Piede sull’acceleratore. La delusione per i playoff serie C è alle spalle. Dopo il ‘rompete le righe’ di venerdì scorso che ha ufficialmente chiuso la stagione della Salernitana, è già tempo di programmare quel che sarà. In attesa delle decisioni di Danilo Iervolino sul fronte tecnico, sulla possibilità concreta di ripartire da Daniele Faggiano nel ruolo di direttore sportivo e da Serse Cosmi come condottiero, la Salernitana lavora per il pre-campionato. Ed è vicinissimo a trovare una quadra. Perché per il secondo anno di fila, il club granata potrebbe ripartire da Cascia. Si lavora per chiudere l’accordo con una delle quattro strutture alberghiere del posto, con due terreni di gioco a disposizione. La Salernitana sceglierebbe Cascia per la quinta volta nella sua storia. Nelle scorse settimane una delegazione del club aveva visitato i luoghi, intavolato la trattativa che ora si avvia alla conclusione. Resta sul tavolo anche un’ipotesi in Trentino, piano-B in caso di clamoroso dietrofront.

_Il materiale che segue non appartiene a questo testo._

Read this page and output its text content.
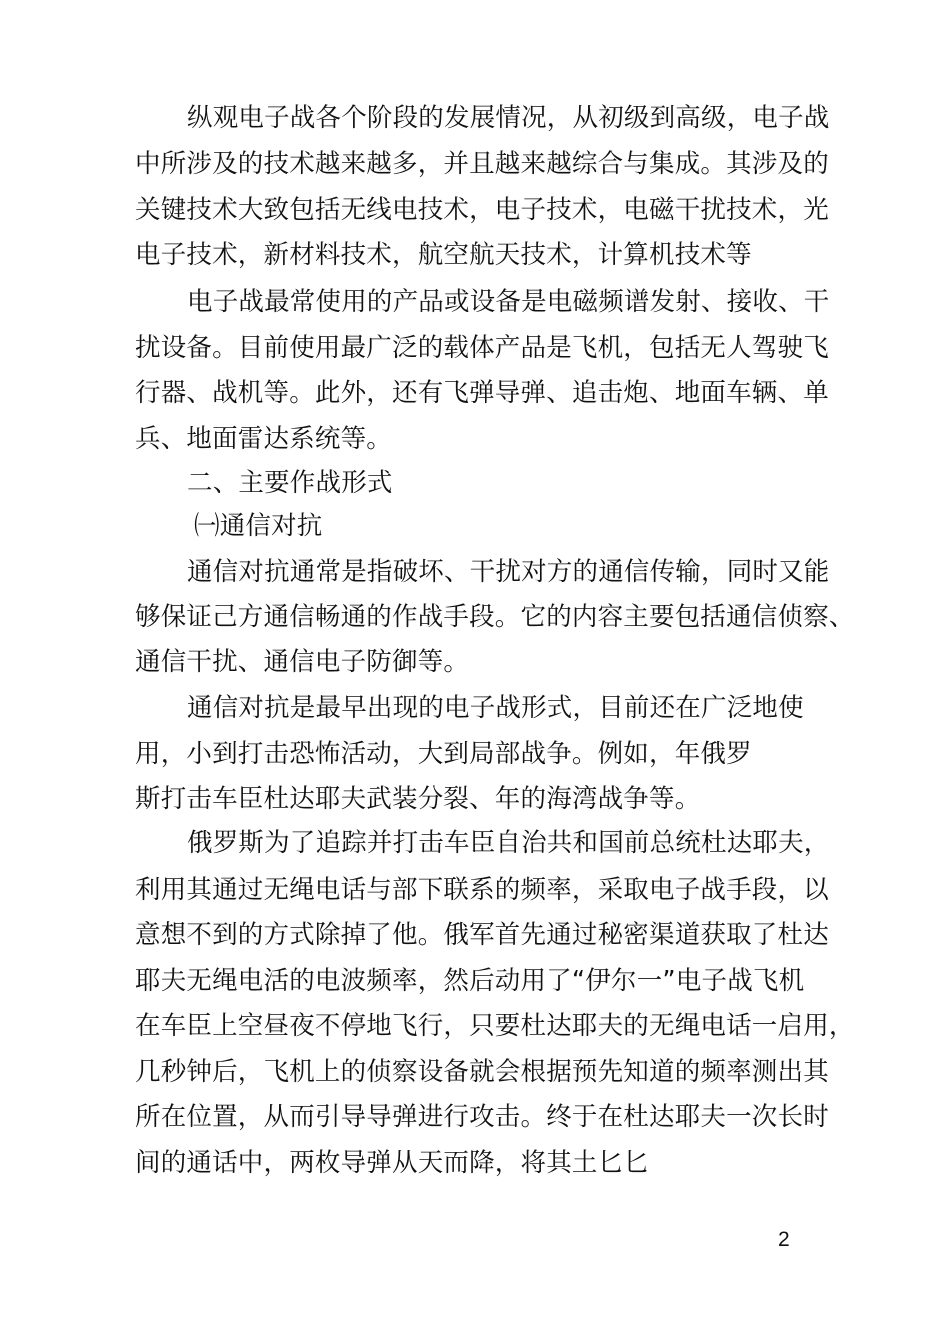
纵观电子战各个阶段的发展情况，从初级到高级，电子战
中所涉及的技术越来越多，并且越来越综合与集成。其涉及的
关键技术大致包括无线电技术，电子技术，电磁干扰技术，光
电子技术，新材料技术，航空航天技术，计算机技术等
电子战最常使用的产品或设备是电磁频谱发射、接收、干
扰设备。目前使用最广泛的载体产品是飞机，包括无人驾驶飞
行器、战机等。此外，还有飞弹导弹、追击炮、地面车辆、单
兵、地面雷达系统等。
二、主要作战形式
㈠通信对抗
通信对抗通常是指破坏、干扰对方的通信传输，同时又能
够保证己方通信畅通的作战手段。它的内容主要包括通信侦察、
通信干扰、通信电子防御等。
通信对抗是最早出现的电子战形式，目前还在广泛地使
用，小到打击恐怖活动，大到局部战争。例如，年俄罗
斯打击车臣杜达耶夫武装分裂、年的海湾战争等。
俄罗斯为了追踪并打击车臣自治共和国前总统杜达耶夫，
利用其通过无绳电话与部下联系的频率，采取电子战手段，以
意想不到的方式除掉了他。俄军首先通过秘密渠道获取了杜达
耶夫无绳电活的电波频率，然后动用了“伊尔一”电子战飞机
在车臣上空昼夜不停地飞行，只要杜达耶夫的无绳电话一启用，
几秒钟后，飞机上的侦察设备就会根据预先知道的频率测出其
所在位置，从而引导导弹进行攻击。终于在杜达耶夫一次长时
间的通话中，两枚导弹从天而降，将其土匕匕
2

Seconda parte in provincia?
La Salernitana si ritroverà a condividere stradine, piazze ma non campi di allenamento con il Benevento e con l’Ascoli (che aspetta di conoscere quale sarà la categoria d’appartenenza). Il club granata sarà a Cascia nella terza e quarta settimana di luglio (per i calciatori visite mediche di rito nei primi giorni di luglio) per poi ripetere quanto fatto lo scorso anno. Questa volta però, rispetto alla stagione andata in archivio, non c’è Norcia in pole ma si sondano soluzioni anche in provincia. Favorita San Gregorio Magno, ipotesi concreta anche per la disponibilità di campo in erba naturale e foresteria. La Salernitana accelera: il ritiro è il primo passo della nuova stagione.